Kirsty, 29-year-old Australian

Extremely grossed out by belly buttons

Each morning after showering, Kirsty Smith plays dodge-the-mirror while getting dressed at the speed of lightening, all to avoid laying eyes on one very normal part of her own body – her belly button. She’s not a big fan of yours, either, especially if you’re cursed with an outie.

“I try to avoid looking at any midriffs whatsoever, especially because I might catch an outie. They’re the most traumatising. Like, why does your belly button pop out like that? I can’t handle it,” the 29-year-old Aussie says. “Belly buttons aren’t cool anyway, but at least with an innie you can kind of ignore it. Ew. I’m so repulsed by them that I’m even feeling sick just talking about it.”

Omphalophobia – the extreme fear of belly buttons – isn’t all that convenient, because navels are kind of everywhere; at the beach, peeking out under tops as people stretch to high supermarket shelves, protruding from the stomachs of pregnant women.

“I try to avoid looking at any midriffs whatsoever, especially because I might catch an outie. They’re the most traumatising. Ew. I’m so repulsed by them that I’m even feeling sick just talking about it.”

Kirsty reckons those expecting mums are actually to blame for her phobia hitting top gear. She started noticing their swollen tummies punctuated by awful outie belly buttons after falling pregnant herself last year. “I have a really deep innie belly button, so my biggest fear in getting pregnant was like: ‘Oh my god, what if my belly button pops out? I’m not going to be able cope with that at all!’ It kind of did and I couldn’t even look at it. It was just horrendous and it still is,” she says.

Worse still came after the birth: her super cute baby boy came home with his super un-cute dried and bloody umbilical cord nub still attached. Kirsty coped by covering it with a blanket while changing him until it finally fell off, thankfully directly into his nappy so she could whisk it easily away, unseen. “Now he has a really cute little innie belly button, which I can handle because it’s kind of like mine. But I certainly don’t want to touch it,” she says.

Kim Kardashian gets it, because she’s apparently an omphalaphobe, too. And – confession time – so am I (Koren). New boyfriends quickly learn my waist is a no-go zone lest they accidentally brush my bellybutton – cue frenzied swearing – and even just writing Kirsty’s story has me squirming uneasily in my seat.

As for that slew of “hilarious” jokes about touching your own belly button, or mine? Not original and absolutely not funny. At all.

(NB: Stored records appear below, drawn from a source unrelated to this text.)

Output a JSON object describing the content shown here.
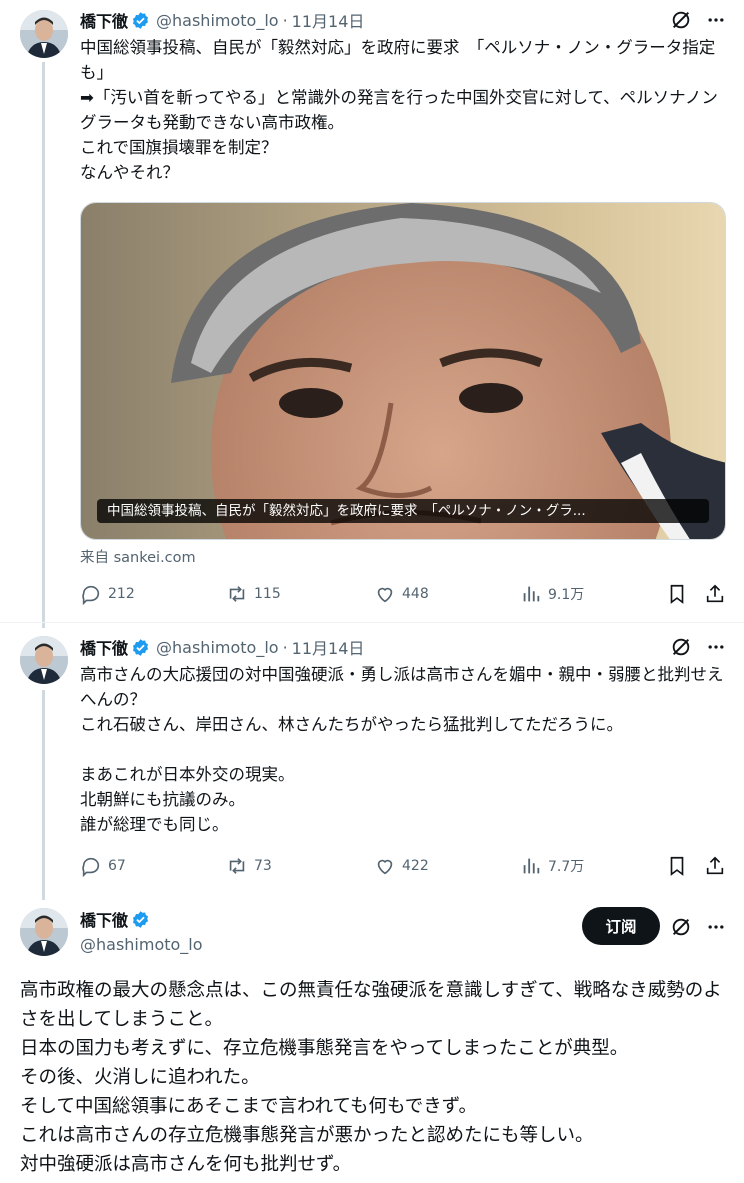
{
  "author": {
    "name": "橋下徹",
    "handle": "@hashimoto_lo",
    "dot": "·"
  },
  "tweet1": {
    "date": "11月14日",
    "text": "中国総領事投稿、自民が「毅然対応」を政府に要求　「ペルソナ・ノン・グラータ指定も」\n➡「汚い首を斬ってやる」と常識外の発言を行った中国外交官に対して、ペルソナノングラータも発動できない高市政権。\nこれで国旗損壊罪を制定？\nなんやそれ？",
    "card_caption": "中国総領事投稿、自民が「毅然対応」を政府に要求　「ペルソナ・ノン・グラ...",
    "card_source": "来自 sankei.com",
    "replies": "212",
    "reposts": "115",
    "likes": "448",
    "views": "9.1万"
  },
  "tweet2": {
    "date": "11月14日",
    "text": "高市さんの大応援団の対中国強硬派・勇し派は高市さんを媚中・親中・弱腰と批判せえへんの？\nこれ石破さん、岸田さん、林さんたちがやったら猛批判してただろうに。\n\nまあこれが日本外交の現実。\n北朝鮮にも抗議のみ。\n誰が総理でも同じ。",
    "replies": "67",
    "reposts": "73",
    "likes": "422",
    "views": "7.7万"
  },
  "tweet3": {
    "follow_label": "订阅",
    "text": "高市政権の最大の懸念点は、この無責任な強硬派を意識しすぎて、戦略なき威勢のよさを出してしまうこと。\n日本の国力も考えずに、存立危機事態発言をやってしまったことが典型。\nその後、火消しに追われた。\nそして中国総領事にあそこまで言われても何もできず。\nこれは高市さんの存立危機事態発言が悪かったと認めたにも等しい。\n対中強硬派は高市さんを何も批判せず。"
  },
  "icons": {
    "verified": "verified-badge-icon",
    "grok": "grok-icon",
    "more": "more-icon",
    "reply": "reply-icon",
    "repost": "repost-icon",
    "like": "like-icon",
    "views": "views-icon",
    "bookmark": "bookmark-icon",
    "share": "share-icon"
  },
  "colors": {
    "verified": "#1d9bf0",
    "text": "#0f1419",
    "secondary": "#536471",
    "thread_line": "#cfd9de"
  }
}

Kirsty agrees. “The more people know that I have this aversion, the more they try and get me. It’s awful. I also have a thing where I don’t like my knees being touched, though it’s not anywhere near as bad as the belly button thing. So my husband always goes for the knee, which is fine because I’ve got a bit more willpower there. But I can’t tell him that, obviously, because he’ll change his tactic and then we’ll be in trouble … I admit that I’m a total weirdo.”